Il bar di Franco, dove si trova con i suoi amici interisti, è quello in Corso Sempione al numero civico 38/40. La sua abitazione si trova nella centralissima via Ruffini, mentre l’autosalone in cui lavora e quello in Piazza San Babila, all’ angolo di Corso Europa.

Donato, il milanista, diffonde i suoi verbo di “Ras della Fossa” al “Milan Club Ultras” con sede all’interno del condominio di Ripa di Porta Ticinese 5, all’inizio del Naviglio grande.

Lo scontro con Sandrino “Il mazzulatore” avviene nella stazione della metropolitana Amendola Fiera.
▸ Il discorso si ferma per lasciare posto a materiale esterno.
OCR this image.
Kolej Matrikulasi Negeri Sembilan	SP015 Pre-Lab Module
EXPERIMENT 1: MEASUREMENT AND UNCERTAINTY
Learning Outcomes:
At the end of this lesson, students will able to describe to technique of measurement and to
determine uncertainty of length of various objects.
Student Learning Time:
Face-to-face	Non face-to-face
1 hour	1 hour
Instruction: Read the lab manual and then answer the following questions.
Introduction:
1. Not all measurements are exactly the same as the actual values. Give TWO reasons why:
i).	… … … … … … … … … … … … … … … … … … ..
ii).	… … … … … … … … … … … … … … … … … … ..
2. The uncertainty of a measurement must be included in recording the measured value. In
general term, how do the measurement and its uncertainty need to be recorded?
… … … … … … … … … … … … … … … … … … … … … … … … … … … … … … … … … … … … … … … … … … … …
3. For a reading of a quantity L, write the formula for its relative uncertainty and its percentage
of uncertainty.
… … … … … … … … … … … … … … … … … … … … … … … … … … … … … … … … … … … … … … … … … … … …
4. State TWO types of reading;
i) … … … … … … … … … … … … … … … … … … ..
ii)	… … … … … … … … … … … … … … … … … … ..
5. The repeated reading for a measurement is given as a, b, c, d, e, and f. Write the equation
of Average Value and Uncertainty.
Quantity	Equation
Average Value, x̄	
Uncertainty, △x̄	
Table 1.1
Gli esterni dell’ospedale dove l’interista viene ricoverato sono quelli di Niguarda, mentre le brevi scene che ci mostrano il crescente rapporto sentimentale tra Donato e Loredana sono state girate davanti alla caratteristica fontana di Piazza Giulio Cesare e in Galleria Vittorio Emanuele.

Diego Abatantuono tornerà nei panni di uno sfegatato juventino, Vito La Monica, detto “Zebrone” in ‘Tifosi’ diretto nel 1999 da Neri Parenti.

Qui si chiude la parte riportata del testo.